La guerra en Medio Oriente sumó este viernes un nuevo capítulo con la decisión de Estados Unidos de profundizar su operativo militar para garantizar la navegación en el Estrecho de Ormuz, una ruta estratégica por donde circula cerca del 20% del petróleo mundial. En paralelo, Washington anunció el envío de tres buques anfibios adicionales y unos 2.500 marines a la región, en medio de una escalada que ya impacta de lleno en los mercados energéticos. 

La ofensiva se produce luego de que Irán mantuviera restricciones y ataques sobre esa vía marítima clave, lo que llevó a Estados Unidos a buscar una reapertura incluso sin una coalición amplia de aliados. En ese contexto, el presidente Donald Trump cuestionó públicamente a países de la OTAN por no sumarse a las operaciones para asegurar el paso marítimo. 

Por qué el Estrecho de Ormuz es decisivo

El Estrecho de Ormuz conecta el Golfo Pérsico con los mercados globales y es uno de los puntos más sensibles del comercio mundial de energía. La interrupción parcial del tránsito, en el marco del conflicto entre Estados Unidos, Israel e Irán, ya provocó un fuerte sacudón en el precio del crudo y del gas. Reuters informó días atrás que la ONU pidió garantizar el paso de carga humanitaria por la zona ante el riesgo de mayores demoras y desabastecimiento. 

La presión militar también se explica por el temor a minas navales, drones, lanchas rápidas y misiles iraníes que amenazan a buques mercantes y petroleros. Según AP, el refuerzo militar estadounidense busca apuntalar esa operación en medio de una guerra que ya dejó bajas estadounidenses y daños sobre infraestructura energética regional. 

Suben el petróleo y el gas

El conflicto volvió a golpear a los mercados internacionales.
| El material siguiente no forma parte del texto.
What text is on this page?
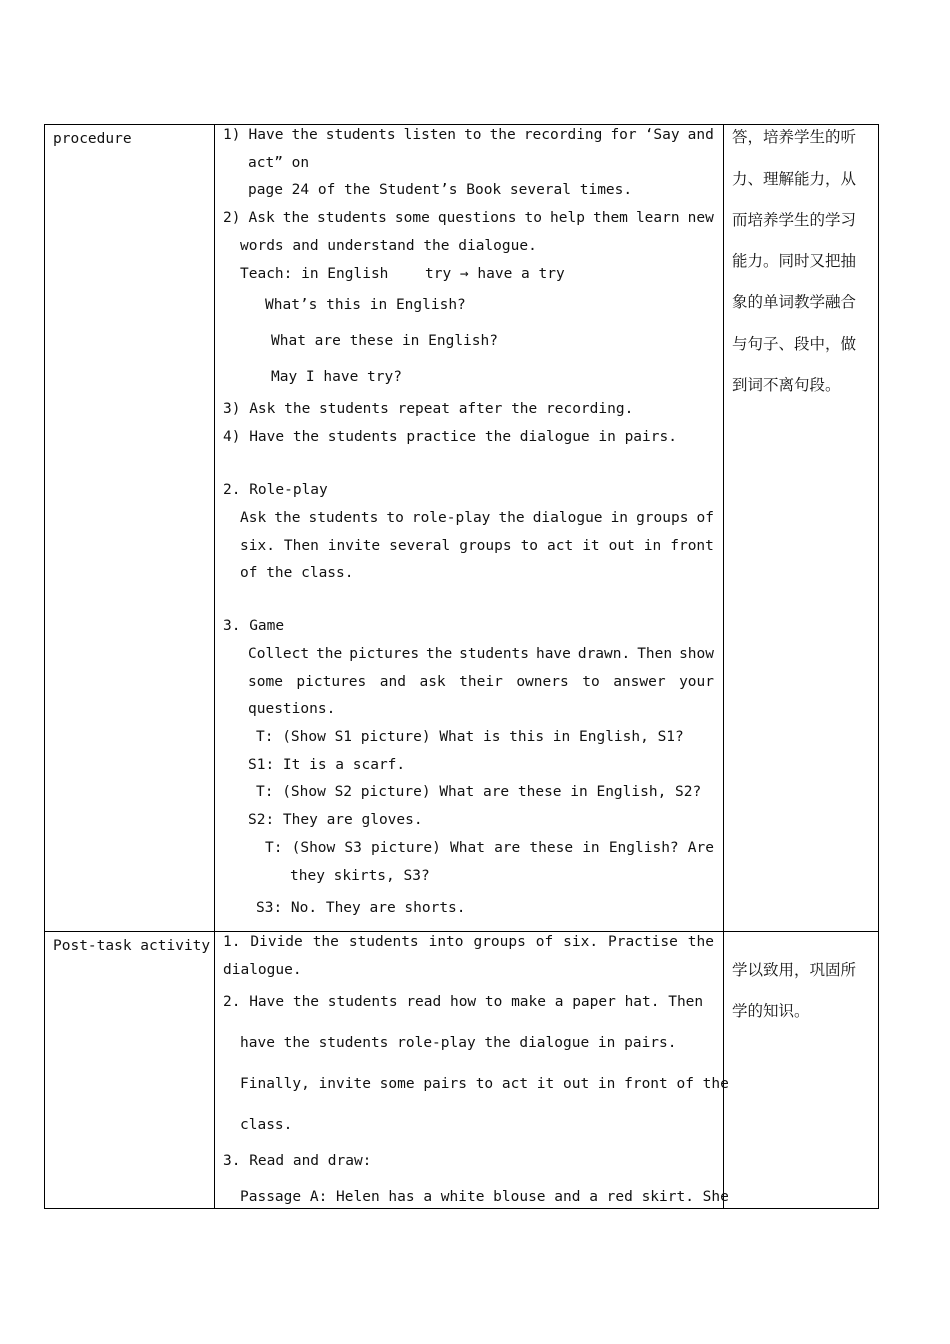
procedure	1) Have the students listen to the recording for ‘Say and
act” on
page 24 of the Student’s Book several times.
2) Ask the students some questions to help them learn new
words and understand the dialogue.
Teach: in English	try → have a try
What’s this in English?
What are these in English?
May I have try?
3) Ask the students repeat after the recording.
4) Have the students practice the dialogue in pairs.
2. Role-play
Ask the students to role-play the dialogue in groups of
six. Then invite several groups to act it out in front
of the class.
3. Game
Collect the pictures the students have drawn. Then show
some pictures and ask their owners to answer your
questions.
T: (Show S1 picture) What is this in English, S1?
S1: It is a scarf.
T: (Show S2 picture) What are these in English, S2?
S2: They are gloves.
T: (Show S3 picture) What are these in English? Are
they skirts, S3?
S3: No. They are shorts.
答，培养学生的听
力、理解能力，从
而培养学生的学习
能力。同时又把抽
象的单词教学融合
与句子、段中，做
到词不离句段。
Post-task activity 1. Divide the students into groups of six. Practise the
dialogue.
2. Have the students read how to make a paper hat. Then
have the students role-play the dialogue in pairs.
Finally, invite some pairs to act it out in front of the
class.
3. Read and draw:
Passage A: Helen has a white blouse and a red skirt. She
学以致用，巩固所
学的知识。
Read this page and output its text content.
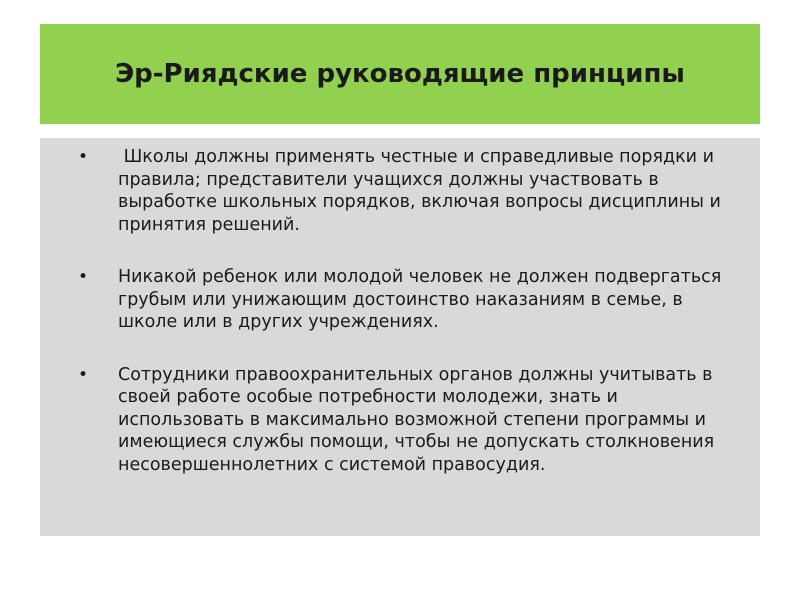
Эр-Риядские руководящие принципы
• Школы должны применять честные и справедливые порядки и правила; представители учащихся должны участвовать в выработке школьных порядков, включая вопросы дисциплины и принятия решений.
• Никакой ребенок или молодой человек не должен подвергаться грубым или унижающим достоинство наказаниям в семье, в школе или в других учреждениях.
• Сотрудники правоохранительных органов должны учитывать в своей работе особые потребности молодежи, знать и использовать в максимально возможной степени программы и имеющиеся службы помощи, чтобы не допускать столкновения несовершеннолетних с системой правосудия.
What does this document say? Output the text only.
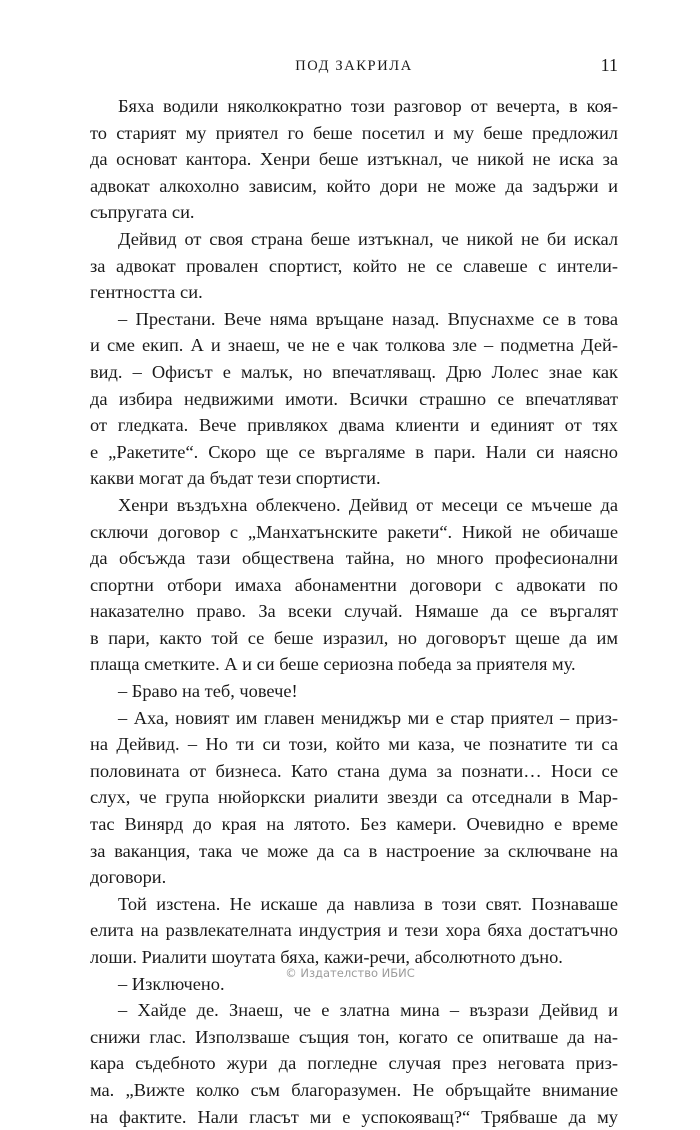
ПОД ЗАКРИЛА	11
Бяха водили няколкократно този разговор от вечерта, в коя-
то старият му приятел го беше посетил и му беше предложил
да основат кантора. Хенри беше изтъкнал, че никой не иска за
адвокат алкохолно зависим, който дори не може да задържи и
съпругата си.
Дейвид от своя страна беше изтъкнал, че никой не би искал
за адвокат провален спортист, който не се славеше с интели-
гентността си.
– Престани. Вече няма връщане назад. Впуснахме се в това
и сме екип. А и знаеш, че не е чак толкова зле – подметна Дей-
вид. – Офисът е малък, но впечатляващ. Дрю Лолес знае как
да избира недвижими имоти. Всички страшно се впечатляват
от гледката. Вече привлякох двама клиенти и единият от тях
е „Ракетите“. Скоро ще се въргаляме в пари. Нали си наясно
какви могат да бъдат тези спортисти.
Хенри въздъхна облекчено. Дейвид от месеци се мъчеше да
сключи договор с „Манхатънските ракети“. Никой не обичаше
да обсъжда тази обществена тайна, но много професионални
спортни отбори имаха абонаментни договори с адвокати по
наказателно право. За всеки случай. Нямаше да се въргалят
в пари, както той се беше изразил, но договорът щеше да им
плаща сметките. А и си беше сериозна победа за приятеля му.
– Браво на теб, човече!
– Аха, новият им главен мениджър ми е стар приятел – приз-
на Дейвид. – Но ти си този, който ми каза, че познатите ти са
половината от бизнеса. Като стана дума за познати… Носи се
слух, че група нюйоркски риалити звезди са отседнали в Мар-
тас Винярд до края на лятото. Без камери. Очевидно е време
за ваканция, така че може да са в настроение за сключване на
договори.
Той изстена. Не искаше да навлиза в този свят. Познаваше
елита на развлекателната индустрия и тези хора бяха достатъчно
лоши. Риалити шоутата бяха, кажи-речи, абсолютното дъно.
– Изключено.
– Хайде де. Знаеш, че е златна мина – възрази Дейвид и
снижи глас. Използваше същия тон, когато се опитваше да на-
кара съдебното жури да погледне случая през неговата приз-
ма. „Вижте колко съм благоразумен. Не обръщайте внимание
на фактите. Нали гласът ми е успокояващ?“ Трябваше да му
© Издателство ИБИС
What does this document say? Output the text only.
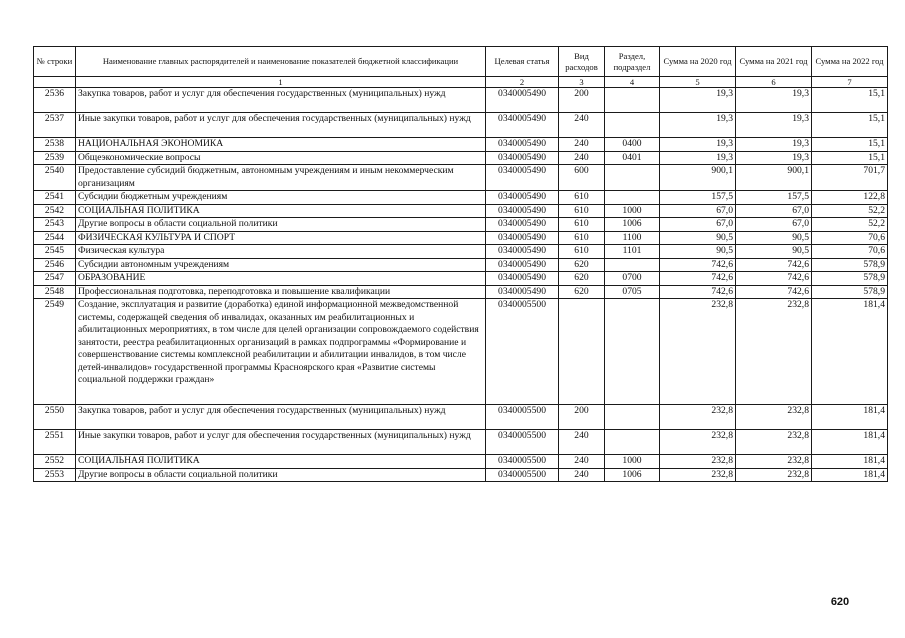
№ строки	Наименование главных распорядителей и наименование показателей бюджетной классификации	Целевая статья	Вид расходов	Раздел, подраздел	Сумма на 2020 год	Сумма на 2021 год	Сумма на 2022 год
	1	2	3	4	5	6	7
2536	Закупка товаров, работ и услуг для обеспечения государственных (муниципальных) нужд	0340005490	200		19,3	19,3	15,1
2537	Иные закупки товаров, работ и услуг для обеспечения государственных (муниципальных) нужд	0340005490	240		19,3	19,3	15,1
2538	НАЦИОНАЛЬНАЯ ЭКОНОМИКА	0340005490	240	0400	19,3	19,3	15,1
2539	Общеэкономические вопросы	0340005490	240	0401	19,3	19,3	15,1
2540	Предоставление субсидий бюджетным, автономным учреждениям и иным некоммерческим организациям	0340005490	600		900,1	900,1	701,7
2541	Субсидии бюджетным учреждениям	0340005490	610		157,5	157,5	122,8
2542	СОЦИАЛЬНАЯ ПОЛИТИКА	0340005490	610	1000	67,0	67,0	52,2
2543	Другие вопросы в области социальной политики	0340005490	610	1006	67,0	67,0	52,2
2544	ФИЗИЧЕСКАЯ КУЛЬТУРА И СПОРТ	0340005490	610	1100	90,5	90,5	70,6
2545	Физическая культура	0340005490	610	1101	90,5	90,5	70,6
2546	Субсидии автономным учреждениям	0340005490	620		742,6	742,6	578,9
2547	ОБРАЗОВАНИЕ	0340005490	620	0700	742,6	742,6	578,9
2548	Профессиональная подготовка, переподготовка и повышение квалификации	0340005490	620	0705	742,6	742,6	578,9
2549	Создание, эксплуатация и развитие (доработка) единой информационной межведомственной системы, содержащей сведения об инвалидах, оказанных им реабилитационных и абилитационных мероприятиях, в том числе для целей организации сопровождаемого содействия занятости, реестра реабилитационных организаций в рамках подпрограммы «Формирование и совершенствование системы комплексной реабилитации и абилитации инвалидов, в том числе детей-инвалидов» государственной программы Красноярского края «Развитие системы социальной поддержки граждан»	0340005500			232,8	232,8	181,4
2550	Закупка товаров, работ и услуг для обеспечения государственных (муниципальных) нужд	0340005500	200		232,8	232,8	181,4
2551	Иные закупки товаров, работ и услуг для обеспечения государственных (муниципальных) нужд	0340005500	240		232,8	232,8	181,4
2552	СОЦИАЛЬНАЯ ПОЛИТИКА	0340005500	240	1000	232,8	232,8	181,4
2553	Другие вопросы в области социальной политики	0340005500	240	1006	232,8	232,8	181,4
620
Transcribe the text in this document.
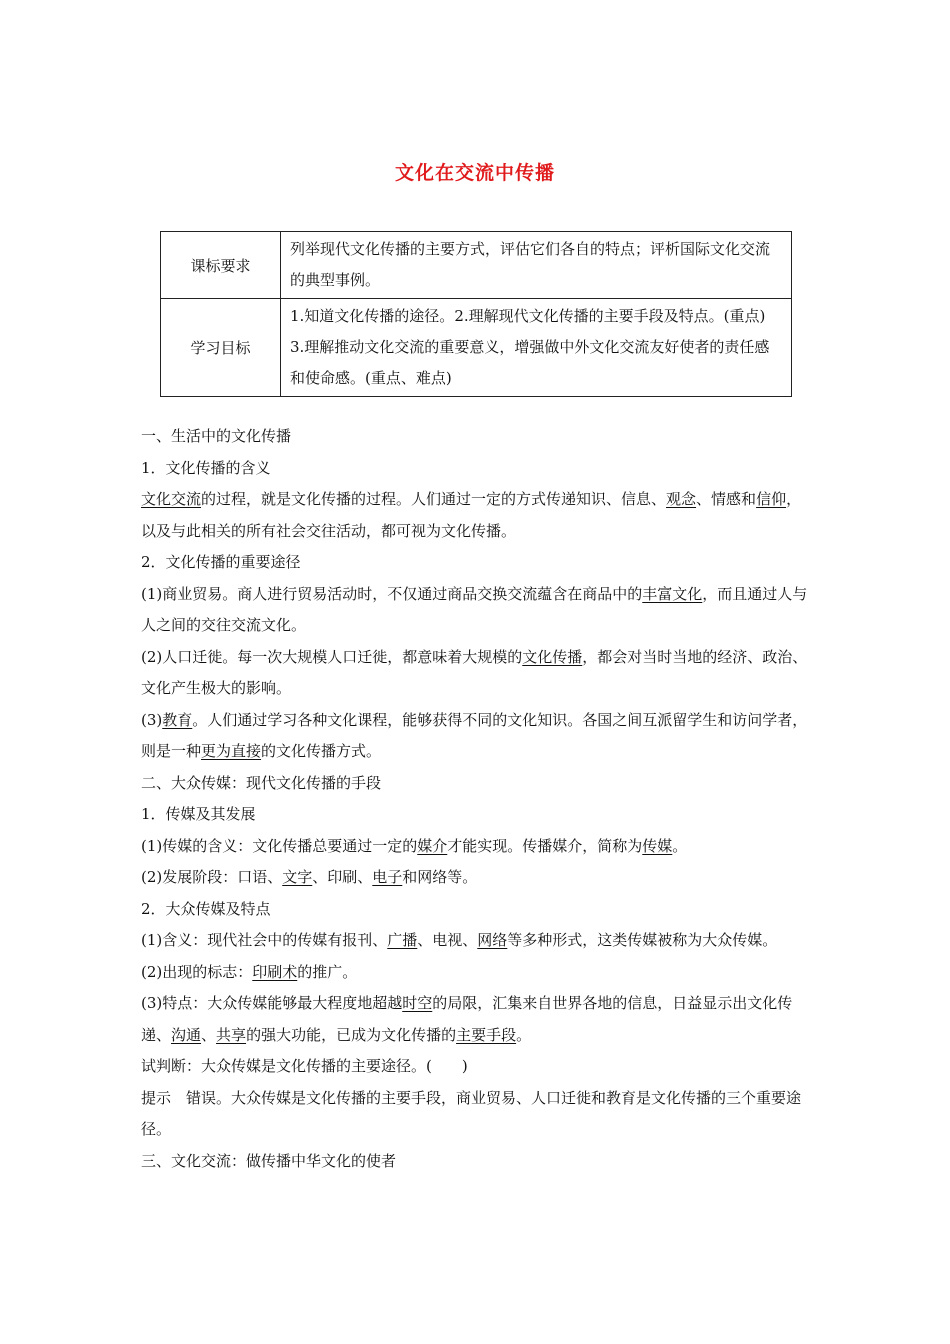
文化在交流中传播
课标要求	列举现代文化传播的主要方式，评估它们各自的特点；评析国际文化交流的典型事例。
学习目标	1.知道文化传播的途径。2.理解现代文化传播的主要手段及特点。(重点) 3.理解推动文化交流的重要意义，增强做中外文化交流友好使者的责任感和使命感。(重点、难点)

一、生活中的文化传播

1．文化传播的含义

文化交流的过程，就是文化传播的过程。人们通过一定的方式传递知识、信息、观念、情感和信仰，以及与此相关的所有社会交往活动，都可视为文化传播。

2．文化传播的重要途径

(1)商业贸易。商人进行贸易活动时，不仅通过商品交换交流蕴含在商品中的丰富文化，而且通过人与人之间的交往交流文化。

(2)人口迁徙。每一次大规模人口迁徙，都意味着大规模的文化传播，都会对当时当地的经济、政治、文化产生极大的影响。

(3)教育。人们通过学习各种文化课程，能够获得不同的文化知识。各国之间互派留学生和访问学者，则是一种更为直接的文化传播方式。

二、大众传媒：现代文化传播的手段

1．传媒及其发展

(1)传媒的含义：文化传播总要通过一定的媒介才能实现。传播媒介，简称为传媒。

(2)发展阶段：口语、文字、印刷、电子和网络等。

2．大众传媒及特点

(1)含义：现代社会中的传媒有报刊、广播、电视、网络等多种形式，这类传媒被称为大众传媒。

(2)出现的标志：印刷术的推广。

(3)特点：大众传媒能够最大程度地超越时空的局限，汇集来自世界各地的信息，日益显示出文化传递、沟通、共享的强大功能，已成为文化传播的主要手段。

试判断：大众传媒是文化传播的主要途径。(　　)

提示　错误。大众传媒是文化传播的主要手段，商业贸易、人口迁徙和教育是文化传播的三个重要途径。

三、文化交流：做传播中华文化的使者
AP reportó que el Brent ya superó los 108 dólares por barril, mientras la interrupción del flujo energético en el Golfo aumenta la presión inflacionaria global. Otros reportes periodísticos de este viernes también reflejaron nuevas subas del petróleo y del gas tras la apertura de los mercados europeos. 

La combinación de guerra, ataques a refinerías e incertidumbre sobre Ormuz alimenta el temor a una crisis energética de mayor alcance, con impacto directo sobre combustibles, transporte y precios internacionales. 

Crece la presión sobre Irán

En paralelo, Israel confirmó en las últimas horas la muerte de altos mandos iraníes, entre ellos el portavoz de la Guardia Revolucionaria, Ali Mohammad Naini, y el jefe de inteligencia de la unidad Basij, Ismail Ahmadi. Estos golpes se suman a nuevos bombardeos sobre objetivos del régimen iraní y a una cadena de represalias misilísticas sobre Israel y otros puntos del Golfo. 

Mientras tanto, Irán sostuvo que su producción de misiles continúa activa y advirtió que funcionarios estadounidenses e israelíes podrían ser perseguidos incluso fuera de la región. El conflicto, lejos de desacelerarse, muestra una dinámica cada vez más regional y con efectos económicos globales.